The role of the animal in medieval literary production has been interpreted differently by different medieval writers. In a 12th-century sermon, the French theologian Petrus Comestor interprets this production as a positive transformation: The bookmaker “cleans the parchment of fat and removes all filth” to turn an animal from a creature of God into the very word of God, a copy of the Bible.

Riddle 24 from the Exeter Book, an anthology of Old English poetry from the 10th century, comes to a similar conclusion, describing manuscripts as works of art and divine inspiration. Crucially, though, the riddle shows sympathy for the slaughtered animal, presenting it as a victim whose “world-strength” gets stolen by a “life-thief” that “ripped off flesh and left me skin.”

A page of medieval parchment with writing on it
A page of parchment with writing on it. (Credit: Kasper Holl / Wikimedia Commons)

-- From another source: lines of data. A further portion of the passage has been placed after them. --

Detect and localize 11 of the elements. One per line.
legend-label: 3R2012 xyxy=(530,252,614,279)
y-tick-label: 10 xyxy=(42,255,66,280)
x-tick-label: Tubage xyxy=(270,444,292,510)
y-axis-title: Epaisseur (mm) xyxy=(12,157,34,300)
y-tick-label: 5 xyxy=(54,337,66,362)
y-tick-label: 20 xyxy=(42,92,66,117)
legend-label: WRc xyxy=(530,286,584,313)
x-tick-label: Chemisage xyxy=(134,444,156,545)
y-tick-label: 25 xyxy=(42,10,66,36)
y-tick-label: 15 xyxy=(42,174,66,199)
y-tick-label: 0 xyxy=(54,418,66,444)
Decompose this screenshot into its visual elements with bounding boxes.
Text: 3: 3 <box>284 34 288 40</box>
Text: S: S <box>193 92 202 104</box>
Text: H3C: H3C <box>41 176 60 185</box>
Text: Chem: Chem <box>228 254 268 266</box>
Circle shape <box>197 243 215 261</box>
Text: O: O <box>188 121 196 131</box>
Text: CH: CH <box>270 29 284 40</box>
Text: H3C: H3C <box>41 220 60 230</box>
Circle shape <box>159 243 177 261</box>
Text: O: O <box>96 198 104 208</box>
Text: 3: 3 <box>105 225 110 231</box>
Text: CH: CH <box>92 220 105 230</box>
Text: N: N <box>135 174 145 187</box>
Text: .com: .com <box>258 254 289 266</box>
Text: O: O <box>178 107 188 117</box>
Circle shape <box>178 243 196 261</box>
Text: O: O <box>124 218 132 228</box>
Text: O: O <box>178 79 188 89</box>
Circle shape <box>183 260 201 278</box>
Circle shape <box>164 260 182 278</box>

A meditation on the Crucifixion from an anonymous author discussed in a book by medievalist C. Horstman compares the sacrifice of the animals killed in bookmaking to the death of Jesus Christ himself, writing, “Crist… streyned on the harde cros, moore dispitously… þan [than] ever was schepys skyn streyned… upon þe parchemyn-makeris harowe aȝens [against] þe sonne to drye.”

This comparison makes sense. Just as Christ died a horrible death on the cross to absolve humankind of its sins, so too did the suffering of innocent creatures enable the creation of manuscripts that were used to preserve and share the story of Christ — manuscripts that, in retrospect, had an incalculable influence on the development of Western civilization.

Turning over a new leaf

Fortunately for the goats and calves of the Dark Ages, books were not made in the quantity they are today. Their limited production is usually attributed to the nonexistence of the printing press and high illiteracy rates, but the cost of animal life — a critical resource for towns and villages everywhere — probably played an equally decisive role.  

Thanks to the gradual advancement of paper milling techniques, paper could be produced more efficiently, in larger quantities, and at a lower cost than parchment, leading to the latter’s near total disappearance in the late 14th and 15th centuries. Paper also facilitated the aforementioned changes that parchment prevented, including the rise of literary genres unrelated to the Bible.

Of course, paper comes with ethical conundrums of its own, especially at present. The demand for paper goods plays a role in global deforestation. While medieval writers readily acknowledged the unsavory origins of their precious manuscripts, it seems that many of their modern counterparts have yet to reflect on the extent to which their literary production contributes to environmental destruction. This time, though, a simple comparison between trees and Christ — or, better yet, the wood of the cross — isn’t going to cut it.